Nowhere do the CBDC rollouts call for the elimination of cash or the provision of only direct Fed Accounts. Most of them propose CBDC as an alternative. Waller says that the Fed should only address market failures. A digital version of cash would take a lot of effort to get right, when markets fail, it happens without warning. Without preparation, without a readymade alternative, researched, tested and already in production, a mechanism to address a catastrophic market failure cannot be whistled up on cue. It is then entities like the Fed resort to mechanisms such as QE, Operation twist and repo operations which are the only available pathways for them and the transmission of monetary policy stops short on Wall Street and does not reach Main Street. CBDC and direct Fed Accounts can provide direct payments of Universal Income, of Unemployment Insurance, of support payments, of Pandemic relief. These payments from the central government can flow uncensored to direct beneficiaries. Entities like the Swedish Central Bank as well as the Chinese Central Bank have proposed CBDCs, their position is that payment systems are highly concentrated. Central Banks have to provide an alternative and plan for a scenario when market failures affect payment systems concentrated in one or two private entities. In China two payment systems dominate the payment landscape, Alipay and Wechatpay, 70% plus of all payments are made through those systems. The Chinese pursuit of e-CNY has to do with the possibility of stress related failures or dominance of payment systems by one or two entities.

Risks

Risks associated with CBDC are large. National infrastructure for issuing and distributing currency is vulnerable, witness the steps and protocols associated with the issuance, printing and distribution of currency bills.
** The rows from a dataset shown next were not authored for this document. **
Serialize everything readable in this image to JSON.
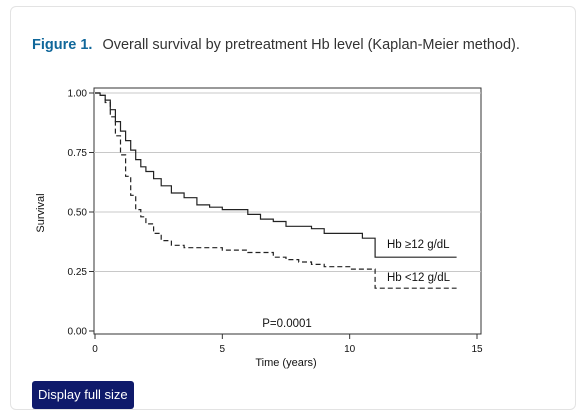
{
  "figure": {
    "label": "Figure 1.",
    "caption": "Overall survival by pretreatment Hb level (Kaplan-Meier method)."
  },
  "button": {
    "display_full_size": "Display full size"
  },
  "colors": {
    "accent": "#10679a",
    "button_bg": "#0f1a6b",
    "line": "#222222",
    "grid": "#c8c8c8"
  },
  "chart_data": {
    "type": "line",
    "xlabel": "Time (years)",
    "ylabel": "Survival",
    "xlim": [
      0,
      15
    ],
    "ylim": [
      0,
      1
    ],
    "x_ticks": [
      0,
      5,
      10,
      15
    ],
    "x_tick_labels": [
      "0",
      "5",
      "10",
      "15"
    ],
    "y_ticks": [
      0,
      0.25,
      0.5,
      0.75,
      1
    ],
    "y_tick_labels": [
      "0.00",
      "0.25",
      "0.50",
      "0.75",
      "1.00"
    ],
    "grid": "horizontal",
    "annotation": "P=0.0001",
    "series": [
      {
        "name": "Hb ≥12 g/dL",
        "style": "solid",
        "x": [
          0,
          0.2,
          0.4,
          0.6,
          0.8,
          1.0,
          1.2,
          1.4,
          1.6,
          1.8,
          2.0,
          2.3,
          2.6,
          3.0,
          3.5,
          4.0,
          4.5,
          5.0,
          6.0,
          6.5,
          7.0,
          7.5,
          8.5,
          9.0,
          10.5,
          11.0,
          14.2
        ],
        "y": [
          1.0,
          0.99,
          0.97,
          0.93,
          0.88,
          0.84,
          0.8,
          0.76,
          0.72,
          0.69,
          0.67,
          0.64,
          0.61,
          0.58,
          0.56,
          0.53,
          0.52,
          0.51,
          0.49,
          0.47,
          0.46,
          0.44,
          0.43,
          0.41,
          0.39,
          0.31,
          0.31
        ]
      },
      {
        "name": "Hb <12 g/dL",
        "style": "dashed",
        "x": [
          0,
          0.2,
          0.4,
          0.6,
          0.8,
          1.0,
          1.2,
          1.4,
          1.6,
          1.8,
          2.0,
          2.3,
          2.6,
          3.0,
          3.5,
          4.0,
          5.0,
          6.0,
          7.0,
          7.5,
          8.0,
          8.5,
          9.0,
          10.0,
          11.0,
          14.2
        ],
        "y": [
          1.0,
          0.99,
          0.96,
          0.9,
          0.82,
          0.74,
          0.65,
          0.57,
          0.51,
          0.48,
          0.45,
          0.41,
          0.38,
          0.36,
          0.35,
          0.35,
          0.34,
          0.33,
          0.31,
          0.3,
          0.29,
          0.28,
          0.27,
          0.26,
          0.18,
          0.18
        ]
      }
    ]
  }
}
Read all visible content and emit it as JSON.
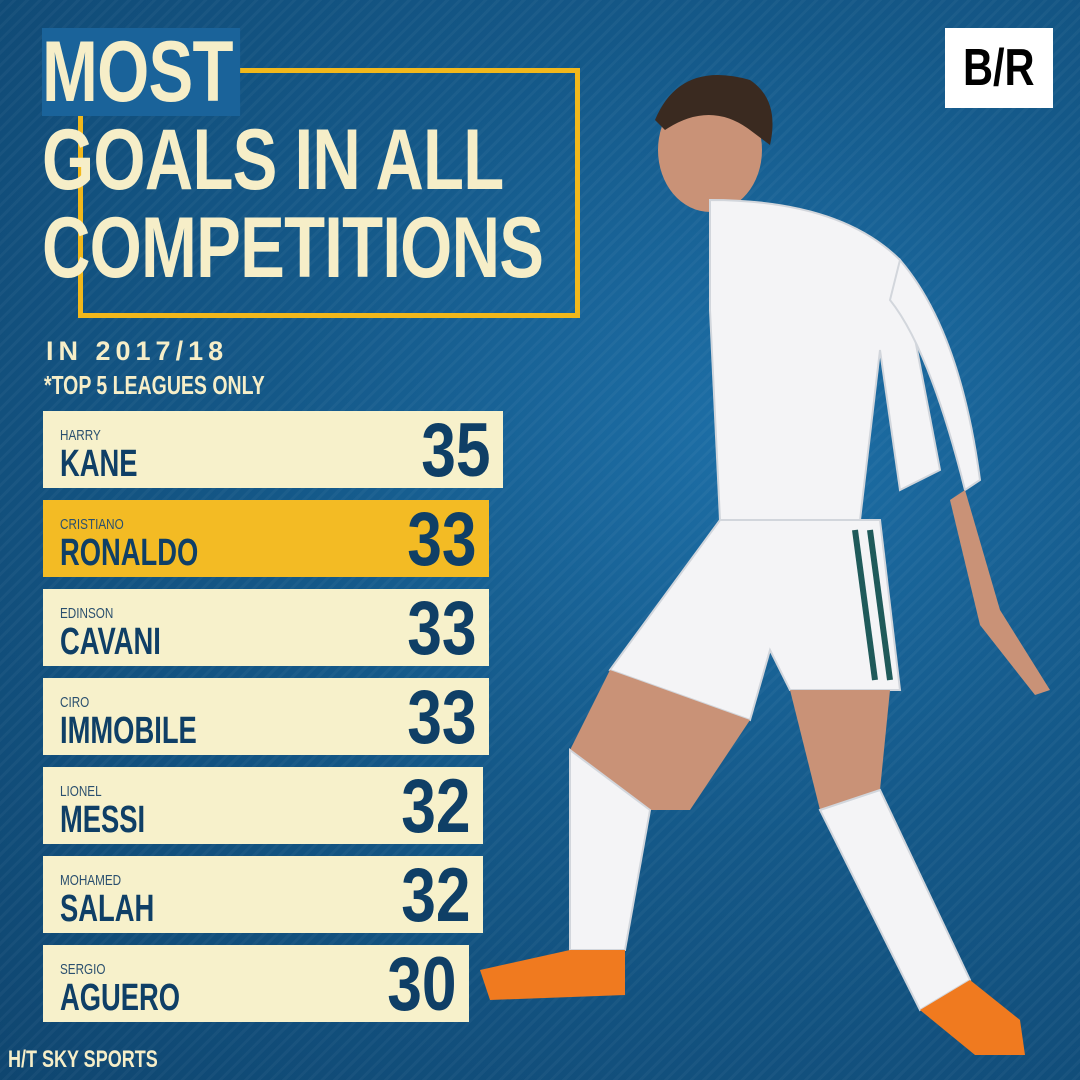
{
  "brand": {
    "logo_text": "B/R"
  },
  "header": {
    "title_lines": [
      "MOST",
      "GOALS IN ALL",
      "COMPETITIONS"
    ],
    "subtitle": "IN 2017/18",
    "note": "*TOP 5 LEAGUES ONLY"
  },
  "footer": {
    "credit": "H/T SKY SPORTS"
  },
  "colors": {
    "background": "#145888",
    "bar": "#f7f1cb",
    "highlight_bar": "#f3bb24",
    "accent_frame": "#f2b81b",
    "text_dark": "#0f3f66"
  },
  "chart_data": {
    "type": "bar",
    "orientation": "horizontal",
    "title": "MOST GOALS IN ALL COMPETITIONS",
    "subtitle": "IN 2017/18",
    "categories": [
      {
        "first": "HARRY",
        "last": "KANE"
      },
      {
        "first": "CRISTIANO",
        "last": "RONALDO"
      },
      {
        "first": "EDINSON",
        "last": "CAVANI"
      },
      {
        "first": "CIRO",
        "last": "IMMOBILE"
      },
      {
        "first": "LIONEL",
        "last": "MESSI"
      },
      {
        "first": "MOHAMED",
        "last": "SALAH"
      },
      {
        "first": "SERGIO",
        "last": "AGUERO"
      }
    ],
    "values": [
      35,
      33,
      33,
      33,
      32,
      32,
      30
    ],
    "highlight_index": 1,
    "grid": false,
    "legend": "none"
  }
}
With a digital currency, these are highly magnified. Nation states and private hackers will probably try to disrupt the smooth functioning and trust associated with a national currency that will have disastrous consequences on the economic stability of the nation. Add to this the risk of bugs in software.
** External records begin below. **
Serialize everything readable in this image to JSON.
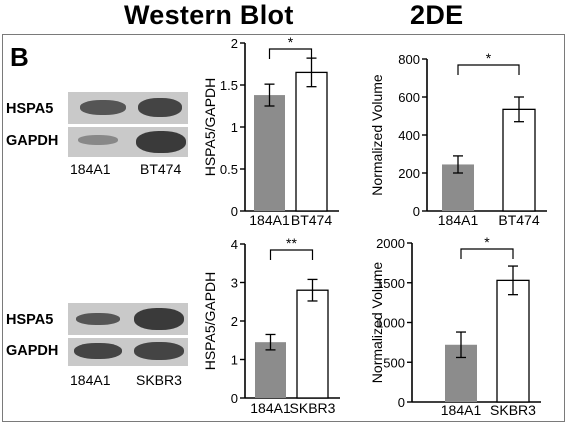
{
  "header": {
    "western_title": "Western Blot",
    "twode_title": "2DE",
    "panel_letter": "B"
  },
  "blots": [
    {
      "id": "blot-184A1-BT474",
      "rows": [
        {
          "label": "HSPA5"
        },
        {
          "label": "GAPDH"
        }
      ],
      "lanes": [
        "184A1",
        "BT474"
      ]
    },
    {
      "id": "blot-184A1-SKBR3",
      "rows": [
        {
          "label": "HSPA5"
        },
        {
          "label": "GAPDH"
        }
      ],
      "lanes": [
        "184A1",
        "SKBR3"
      ]
    }
  ],
  "colors": {
    "filled_bar": "#8c8c8c",
    "open_bar": "#ffffff",
    "axis": "#000000"
  },
  "chart_data": [
    {
      "type": "bar",
      "categories": [
        "184A1",
        "BT474"
      ],
      "values": [
        1.38,
        1.65
      ],
      "errors": [
        0.13,
        0.17
      ],
      "ylabel": "HSPA5/GAPDH",
      "ylim": [
        0,
        2
      ],
      "yticks": [
        "0",
        "0.5",
        "1",
        "1.5",
        "2"
      ],
      "significance": "*"
    },
    {
      "type": "bar",
      "categories": [
        "184A1",
        "BT474"
      ],
      "values": [
        245,
        535
      ],
      "errors": [
        45,
        65
      ],
      "ylabel": "Normalized Volume",
      "ylim": [
        0,
        800
      ],
      "yticks": [
        "0",
        "200",
        "400",
        "600",
        "800"
      ],
      "significance": "*"
    },
    {
      "type": "bar",
      "categories": [
        "184A1",
        "SKBR3"
      ],
      "values": [
        1.45,
        2.8
      ],
      "errors": [
        0.2,
        0.28
      ],
      "ylabel": "HSPA5/GAPDH",
      "ylim": [
        0,
        4
      ],
      "yticks": [
        "0",
        "1",
        "2",
        "3",
        "4"
      ],
      "significance": "**"
    },
    {
      "type": "bar",
      "categories": [
        "184A1",
        "SKBR3"
      ],
      "values": [
        720,
        1530
      ],
      "errors": [
        160,
        180
      ],
      "ylabel": "Normalized Volume",
      "ylim": [
        0,
        2000
      ],
      "yticks": [
        "0",
        "500",
        "1000",
        "1500",
        "2000"
      ],
      "significance": "*"
    }
  ]
}
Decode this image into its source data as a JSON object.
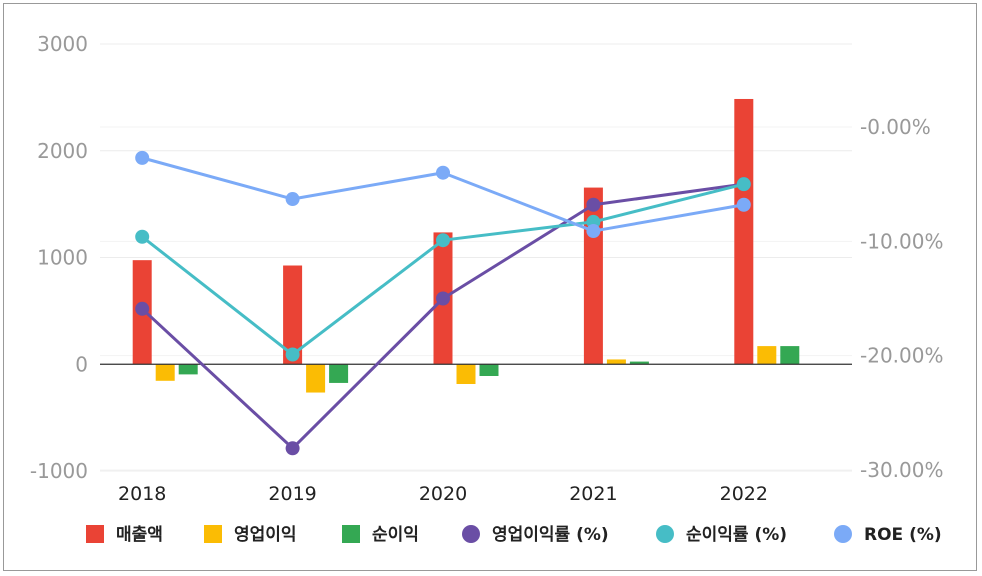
{
  "chart_data": {
    "type": "bar",
    "categories": [
      "2018",
      "2019",
      "2020",
      "2021",
      "2022"
    ],
    "ylim_left": [
      -1000,
      3000
    ],
    "yticks_left": [
      "3000",
      "2000",
      "1000",
      "0",
      "-1000"
    ],
    "ylim_right": [
      -30,
      0
    ],
    "yticks_right": [
      "-0.00%",
      "-10.00%",
      "-20.00%",
      "-30.00%"
    ],
    "grid": true,
    "legend_position": "bottom",
    "bar_series": [
      {
        "name": "매출액",
        "color": "#EA4335",
        "values": [
          975,
          925,
          1235,
          1655,
          2485
        ]
      },
      {
        "name": "영업이익",
        "color": "#FBBC04",
        "values": [
          -155,
          -265,
          -185,
          45,
          170
        ]
      },
      {
        "name": "순이익",
        "color": "#34A853",
        "values": [
          -95,
          -175,
          -110,
          25,
          170
        ]
      }
    ],
    "line_series": [
      {
        "name": "영업이익률 (%)",
        "color": "#6A4EA5",
        "values": [
          -15.9,
          -28.1,
          -15.0,
          -6.8,
          -5.0
        ]
      },
      {
        "name": "순이익률 (%)",
        "color": "#46BDC6",
        "values": [
          -9.6,
          -19.9,
          -9.9,
          -8.3,
          -5.0
        ]
      },
      {
        "name": "ROE (%)",
        "color": "#7BAAF7",
        "values": [
          -2.7,
          -6.3,
          -4.0,
          -9.1,
          -6.8
        ]
      }
    ],
    "legend": [
      {
        "label": "매출액",
        "marker": "square",
        "color": "#EA4335"
      },
      {
        "label": "영업이익",
        "marker": "square",
        "color": "#FBBC04"
      },
      {
        "label": "순이익",
        "marker": "square",
        "color": "#34A853"
      },
      {
        "label": "영업이익률 (%)",
        "marker": "circle",
        "color": "#6A4EA5"
      },
      {
        "label": "순이익률 (%)",
        "marker": "circle",
        "color": "#46BDC6"
      },
      {
        "label": "ROE (%)",
        "marker": "circle",
        "color": "#7BAAF7"
      }
    ]
  }
}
Payment systems have been run by the Fed for decades, they also collaborate with federal agencies like the mint to print and distribute cash. This indicates that the Fed is very competent in managing physical and cyber risks. There are no risk free systems, continuous monitoring, rapid upgrades and other well recognized risk mitigation methods can be used to limit the radius and extent of damage wrought by deliberate or accidental breaches. If risk is the only criterion used, no significant project can be executed.

Dollarization & Dedollarization

Dollarization is the phenomenon by which a sovereign nation pegs its currency to the dollar. This term is used broadly to mean the use of USD as a reserve currency and most importantly to denominate the prices of commodities like oil and the debts of small and large enterprises as well as sovereign debt in many countries. In effect, the use of the dollar as an exogenous unit for the internal or international affairs of a country. Many countries struggle against this phenomenon, some actively embrace it through currency boards, through the Eurodollar market, many countries with weak currencies do not have a choice. A view of this “exorbitant privilege” conferred to the US by the phenomenon has also redoubled efforts by countries to dedollarize. China’s e-CNY project is an example of a CBDC that has dedollarization as an explicit aim. The US establishment including national institutions and projects like the Digital Dollar Project have a stated aim to retain the “exorbitant privilege”.
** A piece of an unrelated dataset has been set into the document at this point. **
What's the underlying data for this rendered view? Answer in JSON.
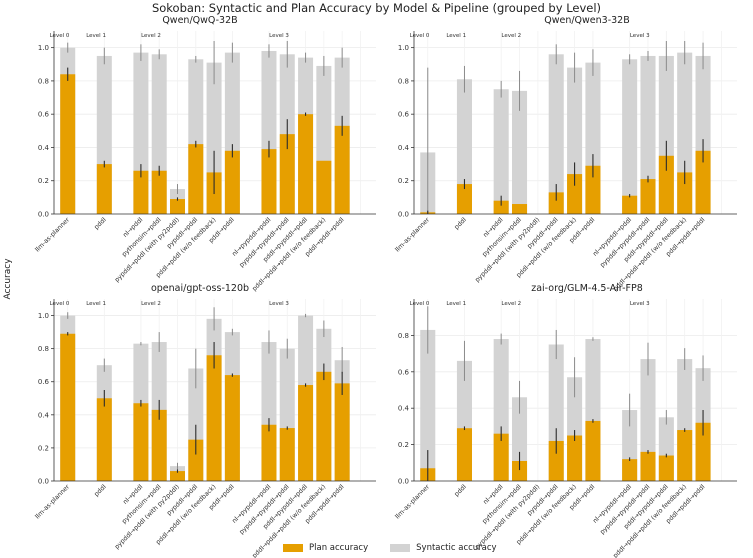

It is true that dollarization is based on various factors and not just the technological underpinnings of a digital digital dollar. To echo Waller’s words, the vast resources of the United States and the stability of its financial, economic and political systems to withstand shocks is what sustains the USD as the world’s reserve currency. However this primacy will not be for ever. It is in the US’ best interest to keep technologically abreast of the developments in Central Bank money, as it is one more way of ensuring that the US is keeping up with the rest of the world. The division of duties implies that government supplies the foundation and financial infrastructure for the private sector to innovate on. Innovation should not be delegated to the private sector alone.